2. Basic process conditions control

Starch milk:
Concentration: 30% ~ 32%.
pH: 5.4 ~ 5.8.
Starch milk protein content: ≤ 0.5%.

Liquefaction control:
Concentration: 32% ± 2%.
pH: 5.4 ~ 5.8.
Amount of enzyme: Add according to the recommended amount of enzyme model.
Injection temperature: 105℃ ~ 108℃(It can be adjusted slightly according to the actual situation)
Maintenance time: 3-5 minutes.
Retention time of liquefaction: 90 ~ 120 minutes.
DE value at the end of liquefaction: 12% ~ 14%.
Iodine test: brown or brownish-red.

Saccharification:
pH: 4.2 to 4.4.
Amount of enzyme added: Refer to the recommended amount of enzyme.
Holding temperature: 60℃ ±2℃.
Saccharification time: 48 hours-60 hours.
DE value at the end of saccharification: ≥ 98%.
Dextrin test:qualified. (This item is not required for check.)

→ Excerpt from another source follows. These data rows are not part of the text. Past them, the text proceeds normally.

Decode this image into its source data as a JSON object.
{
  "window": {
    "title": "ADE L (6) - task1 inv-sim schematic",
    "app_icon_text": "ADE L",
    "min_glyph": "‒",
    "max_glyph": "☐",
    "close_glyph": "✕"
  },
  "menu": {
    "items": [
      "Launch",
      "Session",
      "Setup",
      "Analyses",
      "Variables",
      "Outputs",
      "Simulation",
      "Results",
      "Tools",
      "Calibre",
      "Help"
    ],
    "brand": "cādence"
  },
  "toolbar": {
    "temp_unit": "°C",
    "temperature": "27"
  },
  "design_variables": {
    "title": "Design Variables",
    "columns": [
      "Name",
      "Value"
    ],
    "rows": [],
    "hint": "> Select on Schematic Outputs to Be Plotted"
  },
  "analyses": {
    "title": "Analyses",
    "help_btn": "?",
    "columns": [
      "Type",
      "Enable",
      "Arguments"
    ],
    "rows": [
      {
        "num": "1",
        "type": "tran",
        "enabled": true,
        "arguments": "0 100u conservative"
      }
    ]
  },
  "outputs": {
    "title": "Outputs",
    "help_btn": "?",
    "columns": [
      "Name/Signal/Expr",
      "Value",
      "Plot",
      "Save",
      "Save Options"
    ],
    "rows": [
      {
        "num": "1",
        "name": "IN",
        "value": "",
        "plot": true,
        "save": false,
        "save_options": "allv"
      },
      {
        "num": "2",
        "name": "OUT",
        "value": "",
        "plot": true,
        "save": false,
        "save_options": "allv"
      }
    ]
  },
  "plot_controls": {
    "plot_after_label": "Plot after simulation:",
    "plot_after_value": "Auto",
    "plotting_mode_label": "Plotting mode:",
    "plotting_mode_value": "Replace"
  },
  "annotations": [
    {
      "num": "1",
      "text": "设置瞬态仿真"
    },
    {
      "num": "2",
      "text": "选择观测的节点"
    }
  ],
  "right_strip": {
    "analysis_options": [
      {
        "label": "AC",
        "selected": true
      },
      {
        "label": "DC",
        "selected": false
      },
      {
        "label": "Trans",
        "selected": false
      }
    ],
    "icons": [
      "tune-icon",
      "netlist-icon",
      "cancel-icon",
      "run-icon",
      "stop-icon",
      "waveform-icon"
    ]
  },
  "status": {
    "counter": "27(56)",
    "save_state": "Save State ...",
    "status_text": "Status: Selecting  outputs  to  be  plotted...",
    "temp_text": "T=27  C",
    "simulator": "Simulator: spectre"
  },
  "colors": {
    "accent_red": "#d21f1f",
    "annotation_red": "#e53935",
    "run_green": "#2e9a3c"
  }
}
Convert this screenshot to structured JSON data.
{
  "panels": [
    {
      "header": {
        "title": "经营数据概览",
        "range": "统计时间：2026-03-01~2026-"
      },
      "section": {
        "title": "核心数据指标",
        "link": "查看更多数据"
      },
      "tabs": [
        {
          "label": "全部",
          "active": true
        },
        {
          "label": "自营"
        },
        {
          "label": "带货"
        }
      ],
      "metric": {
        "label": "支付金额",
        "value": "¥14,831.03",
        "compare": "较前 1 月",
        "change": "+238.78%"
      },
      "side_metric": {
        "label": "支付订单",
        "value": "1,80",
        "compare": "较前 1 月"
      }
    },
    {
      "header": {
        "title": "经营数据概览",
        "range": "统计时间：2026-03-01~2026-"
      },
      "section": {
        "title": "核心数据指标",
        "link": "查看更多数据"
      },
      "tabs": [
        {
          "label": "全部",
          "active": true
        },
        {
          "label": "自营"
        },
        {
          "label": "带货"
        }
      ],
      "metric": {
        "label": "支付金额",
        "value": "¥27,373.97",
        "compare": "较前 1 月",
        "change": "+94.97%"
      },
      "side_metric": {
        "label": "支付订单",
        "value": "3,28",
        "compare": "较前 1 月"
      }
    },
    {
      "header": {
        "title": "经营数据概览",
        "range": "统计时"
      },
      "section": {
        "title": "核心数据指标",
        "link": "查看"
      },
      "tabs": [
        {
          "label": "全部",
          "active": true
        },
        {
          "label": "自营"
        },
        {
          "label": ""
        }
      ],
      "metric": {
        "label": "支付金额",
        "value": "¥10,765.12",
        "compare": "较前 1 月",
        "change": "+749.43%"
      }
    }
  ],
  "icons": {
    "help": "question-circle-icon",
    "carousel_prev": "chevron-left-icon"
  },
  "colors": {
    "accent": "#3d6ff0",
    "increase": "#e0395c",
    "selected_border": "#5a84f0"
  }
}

3. High performance liquid phase analysis (saccharification liquid):

DP2: high, DP4+ low.
Possible cause: excessive saccharification.
Adjustment: Appropriately reduce the amount of saccharifying enzymes or shorten the time.

DP3 high.
Possible cause: Excessive liquefaction or uneven liquefaction.
Adjustment: Slightly adjust the liquefaction control conditions.

DP2 is low, DP4+ is high.
Possible cause: incomplete saccharification.